Sign each typedData payload. Who signs depends on the action category:
  • Trading actions (placeOrder, cancelOrder, modifyOrder, placeTriggerOrder, updatePositionMargin, updateLeverage) — signed by the SDK-managed agent (or, on Lighter, by the registered API key). The user’s wallet is not involved.
  • Setup actions (approveAgent, approveBuilderFee, approveReadOnlyToken, the L1 half of registerApiKey, deposit) — signed by the user’s L1 wallet. These are one-time per account.
  • Options actions (accountMode, accountType) — post-setup tuning; never gate trading. accountMode accepts either USER or AGENT signers — the backend dispatches to the appropriate typed-data builder based on which key signs.
  • Withdrawals and sendAsset — the signer depends on the provider’s signing model (user’s L1 wallet on some providers, the SDK-managed signer on others). See each provider’s section.

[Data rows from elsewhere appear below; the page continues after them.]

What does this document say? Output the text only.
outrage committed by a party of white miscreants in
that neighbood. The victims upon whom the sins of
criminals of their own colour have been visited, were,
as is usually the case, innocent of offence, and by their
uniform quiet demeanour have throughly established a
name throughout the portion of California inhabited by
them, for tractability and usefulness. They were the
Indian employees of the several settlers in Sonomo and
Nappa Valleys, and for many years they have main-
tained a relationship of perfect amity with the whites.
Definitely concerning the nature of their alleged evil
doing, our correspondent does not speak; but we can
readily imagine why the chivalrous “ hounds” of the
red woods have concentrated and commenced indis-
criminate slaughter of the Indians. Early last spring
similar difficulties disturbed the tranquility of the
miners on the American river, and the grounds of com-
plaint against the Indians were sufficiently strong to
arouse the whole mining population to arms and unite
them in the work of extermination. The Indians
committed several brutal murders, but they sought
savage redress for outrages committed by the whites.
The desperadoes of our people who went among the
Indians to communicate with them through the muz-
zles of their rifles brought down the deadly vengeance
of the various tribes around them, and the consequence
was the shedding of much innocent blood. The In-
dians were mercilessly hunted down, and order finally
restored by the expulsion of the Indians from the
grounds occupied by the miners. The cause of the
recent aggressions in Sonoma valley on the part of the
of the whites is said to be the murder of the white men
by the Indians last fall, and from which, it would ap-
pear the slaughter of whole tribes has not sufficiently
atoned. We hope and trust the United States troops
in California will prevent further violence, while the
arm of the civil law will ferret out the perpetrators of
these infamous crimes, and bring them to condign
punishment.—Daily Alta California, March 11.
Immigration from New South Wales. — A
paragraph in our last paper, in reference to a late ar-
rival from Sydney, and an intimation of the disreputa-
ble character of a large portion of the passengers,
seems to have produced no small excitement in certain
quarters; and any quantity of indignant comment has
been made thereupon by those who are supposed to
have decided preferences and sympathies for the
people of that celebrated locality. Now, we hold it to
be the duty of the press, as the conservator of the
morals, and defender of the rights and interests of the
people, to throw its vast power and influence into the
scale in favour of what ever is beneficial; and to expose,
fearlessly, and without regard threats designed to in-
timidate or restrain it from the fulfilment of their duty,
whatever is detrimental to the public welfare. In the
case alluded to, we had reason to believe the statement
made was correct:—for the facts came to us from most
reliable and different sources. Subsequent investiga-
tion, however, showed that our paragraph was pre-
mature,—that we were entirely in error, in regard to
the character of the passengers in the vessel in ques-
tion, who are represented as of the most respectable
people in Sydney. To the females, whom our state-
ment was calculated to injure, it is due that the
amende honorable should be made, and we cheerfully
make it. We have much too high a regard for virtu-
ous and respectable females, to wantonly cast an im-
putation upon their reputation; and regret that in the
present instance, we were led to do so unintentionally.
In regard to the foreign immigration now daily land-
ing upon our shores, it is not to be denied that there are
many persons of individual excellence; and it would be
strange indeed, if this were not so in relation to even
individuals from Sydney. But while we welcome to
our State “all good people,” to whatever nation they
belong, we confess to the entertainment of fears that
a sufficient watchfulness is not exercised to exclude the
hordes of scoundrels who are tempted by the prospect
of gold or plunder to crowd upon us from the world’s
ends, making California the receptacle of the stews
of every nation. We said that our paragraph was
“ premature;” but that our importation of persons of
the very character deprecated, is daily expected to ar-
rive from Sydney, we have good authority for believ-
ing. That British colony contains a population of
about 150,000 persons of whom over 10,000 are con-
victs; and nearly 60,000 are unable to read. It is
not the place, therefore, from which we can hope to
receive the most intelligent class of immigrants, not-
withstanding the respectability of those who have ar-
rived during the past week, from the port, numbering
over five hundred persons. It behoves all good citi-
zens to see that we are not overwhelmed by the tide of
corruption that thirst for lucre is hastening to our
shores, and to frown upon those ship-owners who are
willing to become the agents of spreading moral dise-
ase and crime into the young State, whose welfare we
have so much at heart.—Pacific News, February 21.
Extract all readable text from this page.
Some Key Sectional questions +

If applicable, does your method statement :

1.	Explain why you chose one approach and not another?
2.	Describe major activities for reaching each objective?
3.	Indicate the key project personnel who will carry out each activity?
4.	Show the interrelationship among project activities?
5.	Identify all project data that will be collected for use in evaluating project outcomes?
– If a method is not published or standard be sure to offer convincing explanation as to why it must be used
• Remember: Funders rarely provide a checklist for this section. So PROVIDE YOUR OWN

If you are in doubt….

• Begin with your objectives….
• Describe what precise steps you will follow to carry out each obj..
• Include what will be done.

The SDK’s high-level methods (placeOrder, cancelOrders, modifyOrders, …) handle trade signing automatically. The setup helpers (checkSetup, executeProviderSetup) coordinate user-wallet signing for setup actions.

3. Execute

Send the actions[] array to the execute endpoint (POST /executeAction). Each element is an object containing the action type, the original typedData, and the signature.
// Each signed action has this shape:
{ action: 'placeOrder', typedData: { ... }, signature: '0x...' }
A single create call can return multiple actions. For example, placing an order with TP/SL and a leverage change produces updateLeverage, placeOrder, and placeTriggerOrder actions — all must be signed and submitted together. Similarly, modifyOrder with multiple modifications produces one modifyOrder action per order being modified.